What this template typically catches
Issues teams running this template most often surface in practice:
Common use cases
Frequently asked questions
What roles is this onboarding framework meant for?
This template is designed for all roles across the organization, not a single department or level. It works best when you need one inclusive onboarding path that can be adapted for on-site, hybrid, and remote hires. You can customize the role expectations, learning milestones, and connection points without changing the core 90-day structure.
How often should the 30-, 60-, and 90-day checkpoints happen?
Use the checkpoints as fixed review points within the first 90 days, with the exact cadence set by the manager and HR owner. The template is built to confirm progress at 30, 60, and 90 days so you can catch gaps early instead of waiting until the end of probation. If your organization uses a shorter or longer ramp, you can adjust the timing while keeping the same milestone logic.
Who should run this onboarding process?
HR typically owns compliance items, the hiring manager owns role clarification and performance expectations, and the buddy or peer contact supports connection and day-to-day navigation. DEI, People Ops, or Talent teams may also own the culture and belonging touchpoints. The template works best when ownership is assigned by section rather than left to a single person.
Does this template cover legal onboarding requirements like I-9 and W-4 forms?
Yes, the compliance section includes the common new-hire paperwork and timing checkpoints that matter at the start of employment. That includes I-9 and E-Verify timing, W-4, state withholding, and policy acknowledgments where applicable. You should still confirm your local legal requirements before rollout, since state and country rules can differ.

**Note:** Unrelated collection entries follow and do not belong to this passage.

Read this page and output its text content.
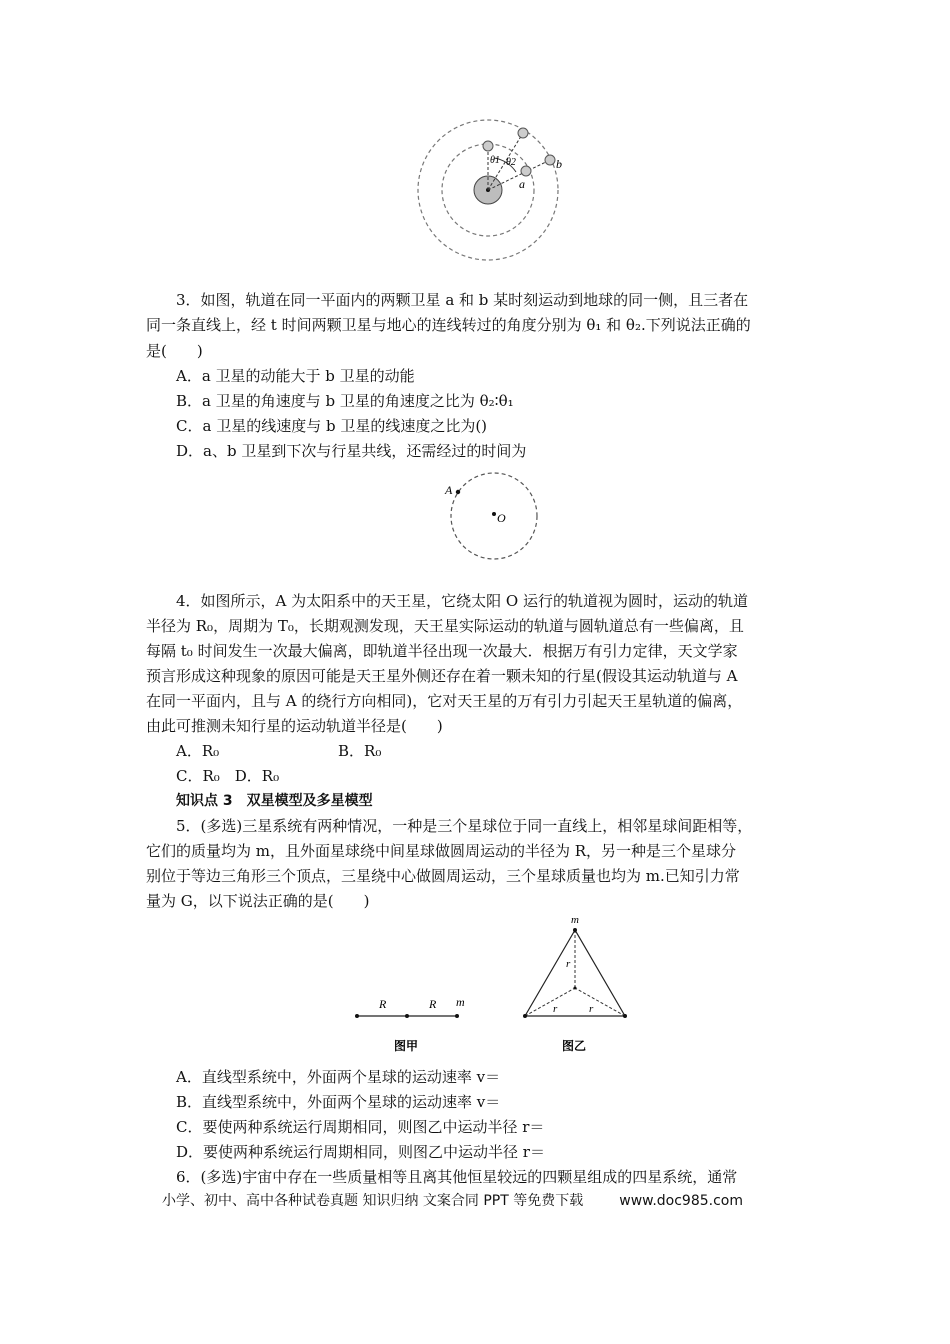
θ1 θ2
a
b
3．如图，轨道在同一平面内的两颗卫星 a 和 b 某时刻运动到地球的同一侧，且三者在
同一条直线上，经 t 时间两颗卫星与地心的连线转过的角度分别为 θ₁ 和 θ₂.下列说法正确的
是(　　)
A．a 卫星的动能大于 b 卫星的动能
B．a 卫星的角速度与 b 卫星的角速度之比为 θ₂∶θ₁
C．a 卫星的线速度与 b 卫星的线速度之比为()
D．a、b 卫星到下次与行星共线，还需经过的时间为
A
O
4．如图所示，A 为太阳系中的天王星，它绕太阳 O 运行的轨道视为圆时，运动的轨道
半径为 R₀，周期为 T₀，长期观测发现，天王星实际运动的轨道与圆轨道总有一些偏离，且
每隔 t₀ 时间发生一次最大偏离，即轨道半径出现一次最大．根据万有引力定律，天文学家
预言形成这种现象的原因可能是天王星外侧还存在着一颗未知的行星(假设其运动轨道与 A
在同一平面内，且与 A 的绕行方向相同)，它对天王星的万有引力引起天王星轨道的偏离，
由此可推测未知行星的运动轨道半径是(　　)
A．R₀	B．R₀
C．R₀　D．R₀
知识点 3　双星模型及多星模型
5．(多选)三星系统有两种情况，一种是三个星球位于同一直线上，相邻星球间距相等，
它们的质量均为 m，且外面星球绕中间星球做圆周运动的半径为 R，另一种是三个星球分
别位于等边三角形三个顶点，三星绕中心做圆周运动，三个星球质量也均为 m.已知引力常
量为 G，以下说法正确的是(　　)
R	R m
图甲
m
r
r	r
图乙
A．直线型系统中，外面两个星球的运动速率 v＝
B．直线型系统中，外面两个星球的运动速率 v＝
C．要使两种系统运行周期相同，则图乙中运动半径 r＝
D．要使两种系统运行周期相同，则图乙中运动半径 r＝
6．(多选)宇宙中存在一些质量相等且离其他恒星较远的四颗星组成的四星系统，通常
小学、初中、高中各种试卷真题 知识归纳 文案合同 PPT 等免费下载	www.doc985.com
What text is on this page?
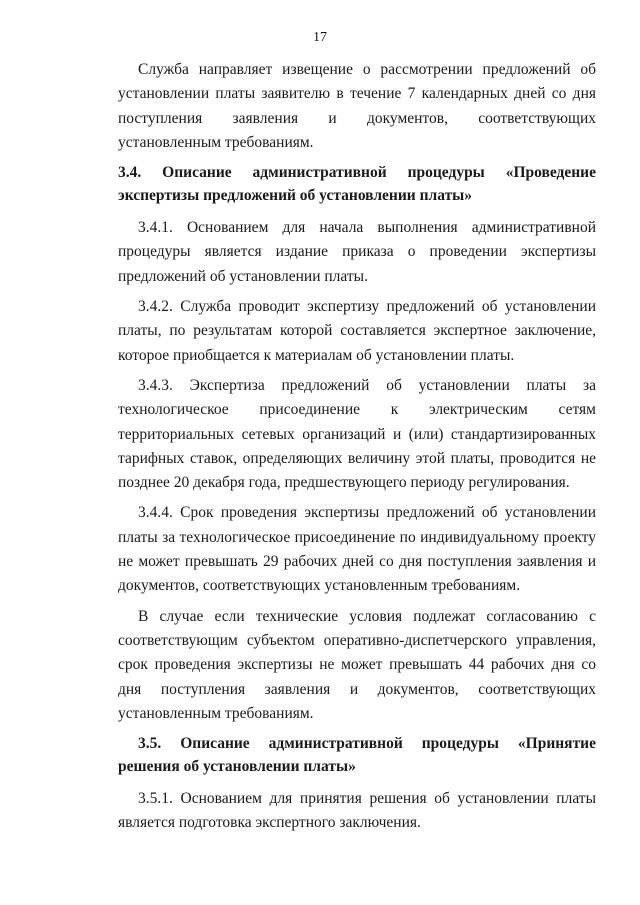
17

Служба направляет извещение о рассмотрении предложений об установлении платы заявителю в течение 7 календарных дней со дня поступления заявления и документов, соответствующих установленным требованиям.

3.4. Описание административной процедуры «Проведение экспертизы предложений об установлении платы»

3.4.1. Основанием для начала выполнения административной процедуры является издание приказа о проведении экспертизы предложений об установлении платы.

3.4.2. Служба проводит экспертизу предложений об установлении платы, по результатам которой составляется экспертное заключение, которое приобщается к материалам об установлении платы.

3.4.3. Экспертиза предложений об установлении платы за технологическое присоединение к электрическим сетям территориальных сетевых организаций и (или) стандартизированных тарифных ставок, определяющих величину этой платы, проводится не позднее 20 декабря года, предшествующего периоду регулирования.

3.4.4. Срок проведения экспертизы предложений об установлении платы за технологическое присоединение по индивидуальному проекту не может превышать 29 рабочих дней со дня поступления заявления и документов, соответствующих установленным требованиям.

В случае если технические условия подлежат согласованию с соответствующим субъектом оперативно-диспетчерского управления, срок проведения экспертизы не может превышать 44 рабочих дня со дня поступления заявления и документов, соответствующих установленным требованиям.

3.5. Описание административной процедуры «Принятие решения об установлении платы»

3.5.1. Основанием для принятия решения об установлении платы является подготовка экспертного заключения.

What are the most common mistakes when using an inclusive onboarding template?
A common mistake is treating inclusion as a one-time welcome message instead of a sequence of actions across the full 90 days. Another is assigning culture and connection tasks without naming an owner or due date, which makes them easy to miss. Teams also sometimes forget accessibility accommodations, communication norms, or manager follow-up, which weakens the experience for new hires who need clarity early.
Can this template be customized for remote or hybrid employees?
Yes, the template is meant to be adapted for different work modalities. You can swap in virtual orientation details, async learning links, remote buddy introductions, and communication norms for distributed teams. The important part is keeping the same four pillars so remote hires still get compliance, clarification, culture, and connection.
How does this compare with ad-hoc onboarding done by each manager?
Ad-hoc onboarding usually depends on manager memory, which creates uneven experiences and missed steps. This framework gives you a repeatable structure with measurable completion criteria, so every new hire gets the same baseline support. It is especially useful when you want onboarding to reflect both operational readiness and belonging, not just paperwork completion.
What integrations or handoffs does this template support?
The template can be paired with HRIS tasks, e-signature workflows, learning assignments, calendar invites, and manager reminders. It also works well with ERG sign-up links, buddy assignment lists, and onboarding dashboards. If your team uses separate systems for compliance and learning, this framework helps define the handoff points between them.